(Reuters) – Colombia revised its 2013 fiscal accounts and financing plans for next year, lowering the amount of domestic bond sales this year and stepping up both local and overseas debt next year, Finance Minister Mauricio Cardenas said on Friday.
Colombia plans to raise external debt in 2014 worth $5 billion, with $3 billion of that issued in overseas bonds and the remainder from multilateral lenders, Cardenas said during the annual revision of accounts.
That is more than the government aims for overseas debt this year. Cardenas maintained the level of international debt for this year at $2.6 billion, with $1.6 billion in global bond sales. Another $1 billion will come from multilateral lenders this year, he said.
In the local market, Colombia will issue a total of 30.5 trillion pesos ($16.1 billion) of Treasury bonds, known as TES, next year with 22.5 trillion sold at auction.
Cardenas lowered the total sale of TES bonds this year to 29 trillion pesos from an earlier goal of 30 trillion pesos. Of that, 21.5 trillion pesos will be sold at auction, down from an earlier estimate of 23 trillion.

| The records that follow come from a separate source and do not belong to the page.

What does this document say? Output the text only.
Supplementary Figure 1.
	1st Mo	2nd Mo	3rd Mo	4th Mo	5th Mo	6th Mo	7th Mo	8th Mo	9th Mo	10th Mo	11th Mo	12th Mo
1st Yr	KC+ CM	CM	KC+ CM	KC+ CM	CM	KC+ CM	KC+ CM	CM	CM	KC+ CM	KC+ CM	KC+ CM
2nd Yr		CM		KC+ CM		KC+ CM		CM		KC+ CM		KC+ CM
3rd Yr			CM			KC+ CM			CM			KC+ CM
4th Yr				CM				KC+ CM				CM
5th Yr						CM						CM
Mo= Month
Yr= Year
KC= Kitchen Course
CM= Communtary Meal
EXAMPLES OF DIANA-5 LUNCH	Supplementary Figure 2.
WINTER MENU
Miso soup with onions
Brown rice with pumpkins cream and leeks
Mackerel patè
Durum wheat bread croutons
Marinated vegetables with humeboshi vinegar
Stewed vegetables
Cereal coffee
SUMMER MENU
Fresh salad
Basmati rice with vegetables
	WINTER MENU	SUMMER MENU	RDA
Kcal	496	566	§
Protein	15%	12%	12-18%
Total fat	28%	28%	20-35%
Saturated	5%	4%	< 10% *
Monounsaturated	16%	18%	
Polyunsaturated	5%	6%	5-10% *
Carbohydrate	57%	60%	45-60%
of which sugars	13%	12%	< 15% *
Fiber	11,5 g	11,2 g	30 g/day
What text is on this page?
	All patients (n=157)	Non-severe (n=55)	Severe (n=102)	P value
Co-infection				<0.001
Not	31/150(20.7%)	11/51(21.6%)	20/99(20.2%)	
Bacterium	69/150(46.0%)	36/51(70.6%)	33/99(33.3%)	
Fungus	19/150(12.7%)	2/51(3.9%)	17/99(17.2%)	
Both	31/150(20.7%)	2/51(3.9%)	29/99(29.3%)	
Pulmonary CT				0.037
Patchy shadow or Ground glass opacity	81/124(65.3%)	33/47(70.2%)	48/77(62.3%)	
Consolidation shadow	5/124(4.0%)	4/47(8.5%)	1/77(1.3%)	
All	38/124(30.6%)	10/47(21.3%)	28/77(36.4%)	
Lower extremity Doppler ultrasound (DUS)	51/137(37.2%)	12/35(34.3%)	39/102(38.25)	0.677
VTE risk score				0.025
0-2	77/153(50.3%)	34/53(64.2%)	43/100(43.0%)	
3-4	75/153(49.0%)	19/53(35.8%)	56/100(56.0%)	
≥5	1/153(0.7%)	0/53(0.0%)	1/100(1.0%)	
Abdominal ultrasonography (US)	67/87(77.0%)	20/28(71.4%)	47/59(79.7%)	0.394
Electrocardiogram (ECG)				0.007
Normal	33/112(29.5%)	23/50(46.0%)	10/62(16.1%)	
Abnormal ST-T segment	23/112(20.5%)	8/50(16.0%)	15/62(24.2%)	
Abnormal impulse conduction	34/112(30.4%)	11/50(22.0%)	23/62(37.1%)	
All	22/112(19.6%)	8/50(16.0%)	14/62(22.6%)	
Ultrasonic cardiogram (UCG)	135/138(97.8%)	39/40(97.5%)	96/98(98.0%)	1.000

He said the reduction in TES sales this year is possible because of the “flexible resources” the government has and lower amortization and interest payments, as well as a better-than-expected balance sheet at the central bank.
“This financing plan is a pathway to a reduction in deficit levels and public indebtedness that ratifies the Colombian government’s commitment to responsible management of its public finances,” Cardenas said of the changes to this year’s financing plan. He did not provide details on the increase in debt in 2014.
The government expects the economy to grow 4.7 percent next year, up from the projected 4.5 percent in 2013, Cardenas said. Inflation will likely end this year at 2.5 percent and 3 percent in 2014.
IMPROVED 2014 GROWTH
Cardenas on Thursday lowered the government’s estimate for economic growth from 4.8 percent, as weak overseas demand and sluggish manufacturing dent prospects.
Cardenas said the consolidated budget deficit – which include states, municipalities and state-run companies – for this year and next would reach 1 percent of gross domestic product. He kept the estimate for the central government’s budget deficit at 2.4 percent of GDP for this year, and said it would be 2.3 percent in 2014.
The numbers were calculated using an estimate of oil at $99 per barrel for this 2013 and $100 per barrel in 2014. Cardenas gave an average peso currency level of 1,850 per dollar for this year and 1,874 for next.
The peso closed at 1,881 per dollar on Friday.
Cardenas maintained plans to raise 3 trillion pesos from privatization of state companies this year and another 1 trillion next year.
The government expects to collect 102.3 trillion pesos in taxes this year and another 113.8 trillion pesos in 2014, Cardenas said.